People actually do this and one of those people is my mom. My mom, who loves projects, set out to make a poodle sweater. I don’t know how long it took, but she diligently saved the hair from each grooming, then took it to the spinner and had a sweater made. For me!
It was my special Christmas gift that she had planned all year. (Side note, my mom is of Jewish descent and loves Christmas more than anyone I know. It’s confusing.)
My husband (then boyfriend/common-law) and I were living out west that Christmas and we were both working over the holidays. We didn’t have enough time off to go back to Ontario. (Very upsetting for my Jewish/atheist/Christmas loving mom.) I received my Christmas package that morning and opened my sweater. Then, during our Christmas phone call (after the Queen’s Christmas address), my mom explained the unique origins of the sweater.

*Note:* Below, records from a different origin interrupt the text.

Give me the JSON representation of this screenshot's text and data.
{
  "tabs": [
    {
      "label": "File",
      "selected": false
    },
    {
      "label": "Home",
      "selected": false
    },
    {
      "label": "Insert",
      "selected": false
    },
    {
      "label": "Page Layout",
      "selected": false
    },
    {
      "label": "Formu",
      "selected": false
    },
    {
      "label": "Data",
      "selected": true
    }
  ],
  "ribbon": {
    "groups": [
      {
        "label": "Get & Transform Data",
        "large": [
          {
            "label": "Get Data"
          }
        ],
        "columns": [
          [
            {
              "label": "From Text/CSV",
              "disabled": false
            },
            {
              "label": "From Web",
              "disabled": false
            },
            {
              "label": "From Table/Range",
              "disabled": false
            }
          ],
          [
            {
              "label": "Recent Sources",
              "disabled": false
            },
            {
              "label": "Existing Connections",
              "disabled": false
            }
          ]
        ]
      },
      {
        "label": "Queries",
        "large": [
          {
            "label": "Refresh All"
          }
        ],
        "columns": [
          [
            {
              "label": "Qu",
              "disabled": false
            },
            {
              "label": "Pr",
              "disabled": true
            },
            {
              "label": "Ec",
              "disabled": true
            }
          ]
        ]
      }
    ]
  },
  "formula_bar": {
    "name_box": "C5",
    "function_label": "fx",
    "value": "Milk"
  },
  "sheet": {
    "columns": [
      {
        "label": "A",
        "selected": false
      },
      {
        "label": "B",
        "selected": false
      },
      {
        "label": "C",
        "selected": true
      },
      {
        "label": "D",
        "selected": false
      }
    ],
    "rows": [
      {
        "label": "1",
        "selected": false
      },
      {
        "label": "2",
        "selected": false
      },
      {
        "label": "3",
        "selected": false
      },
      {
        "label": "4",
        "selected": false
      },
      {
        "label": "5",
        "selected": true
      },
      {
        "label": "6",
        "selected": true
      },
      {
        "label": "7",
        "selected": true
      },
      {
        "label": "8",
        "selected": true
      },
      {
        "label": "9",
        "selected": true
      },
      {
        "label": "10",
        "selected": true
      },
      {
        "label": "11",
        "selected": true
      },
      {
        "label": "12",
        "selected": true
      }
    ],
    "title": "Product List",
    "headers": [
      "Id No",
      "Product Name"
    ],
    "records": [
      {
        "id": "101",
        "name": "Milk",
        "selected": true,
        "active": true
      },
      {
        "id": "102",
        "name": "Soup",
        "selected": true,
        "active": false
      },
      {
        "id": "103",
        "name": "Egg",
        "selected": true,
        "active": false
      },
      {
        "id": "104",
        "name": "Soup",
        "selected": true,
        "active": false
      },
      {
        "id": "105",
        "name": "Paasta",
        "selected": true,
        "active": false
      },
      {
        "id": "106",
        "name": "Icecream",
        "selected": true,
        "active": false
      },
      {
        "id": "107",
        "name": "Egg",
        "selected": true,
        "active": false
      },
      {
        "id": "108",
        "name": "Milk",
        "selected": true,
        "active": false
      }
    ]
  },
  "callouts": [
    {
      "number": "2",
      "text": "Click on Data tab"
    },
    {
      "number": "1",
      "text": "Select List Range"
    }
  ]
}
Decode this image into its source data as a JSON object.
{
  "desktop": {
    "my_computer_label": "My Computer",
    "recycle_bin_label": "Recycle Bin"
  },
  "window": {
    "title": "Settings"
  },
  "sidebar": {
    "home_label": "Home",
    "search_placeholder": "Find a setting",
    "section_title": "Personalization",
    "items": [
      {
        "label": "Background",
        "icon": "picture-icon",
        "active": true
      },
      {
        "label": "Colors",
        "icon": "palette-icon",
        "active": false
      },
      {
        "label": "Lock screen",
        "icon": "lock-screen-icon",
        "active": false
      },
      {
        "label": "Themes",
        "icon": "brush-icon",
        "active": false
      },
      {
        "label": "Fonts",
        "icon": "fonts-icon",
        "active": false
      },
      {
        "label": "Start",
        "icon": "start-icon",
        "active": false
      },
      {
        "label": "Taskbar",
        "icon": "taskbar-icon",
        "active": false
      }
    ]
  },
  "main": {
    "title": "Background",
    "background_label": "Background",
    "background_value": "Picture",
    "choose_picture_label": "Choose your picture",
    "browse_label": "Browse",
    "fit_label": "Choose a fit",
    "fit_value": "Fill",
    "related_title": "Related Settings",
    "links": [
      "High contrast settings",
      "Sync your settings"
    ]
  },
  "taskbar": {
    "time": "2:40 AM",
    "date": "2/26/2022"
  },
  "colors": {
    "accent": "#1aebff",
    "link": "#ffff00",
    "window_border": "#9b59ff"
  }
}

I definitely had an appreciation for all of the effort and thought that goes into the making of a poodle sweater. I hate writing this or even thinking this, but I was not nearly as excited about this extraordinary gift as my mother was. I loved Connie (rest in peace), but I had never lived with her because my parents got her after I had left home (actually it was my parents who left home, but that is another story). She was never my dog, so having a sweater made of her hair was not sentimental for me and something about it was a little bit creepy. I tried on the sweater and went to the bathroom to check it out in the mirror. It was a big chunky blackish-brownish sweater. I was most impressed by how warm it was. Dog hair is an excellent insulator. Who knew?
I then put the sweater away and went back to whatever it was that we had planned for the rest of the day. When we came back home, I went to the bathroom. Much to my dismay, there were little black curly hairs all over the bathroom counter, in the sink, and on the floor. I had only lived with my boyfriend for a short time and I was horrified to think what had gone on in this bathroom. I was thinking, “Dude, if you are going to trim, trim, but you’ve got to clean up after yourself! This is disgusting!” I held on to that haughty righteousness for a while and then I looked down at the short black curly hairs that were covering every surface of the bathroom and I realized that these were not a product of overzealous man-scaping. They came from the sweater. My mom had made me a special pube sweater for Christmas and it was shedding pubes everywhere.
I didn’t wear the pube sweater much because of the pube shedding problem and because it was weird. When Lady Constance of Boston Manor was laid to rest, I returned the sweater to my mom, its rightful owner. It was her dog and I think that what my mom really wanted was for someone to give her a gift that was so full of thoughtfulness and love. And so I did.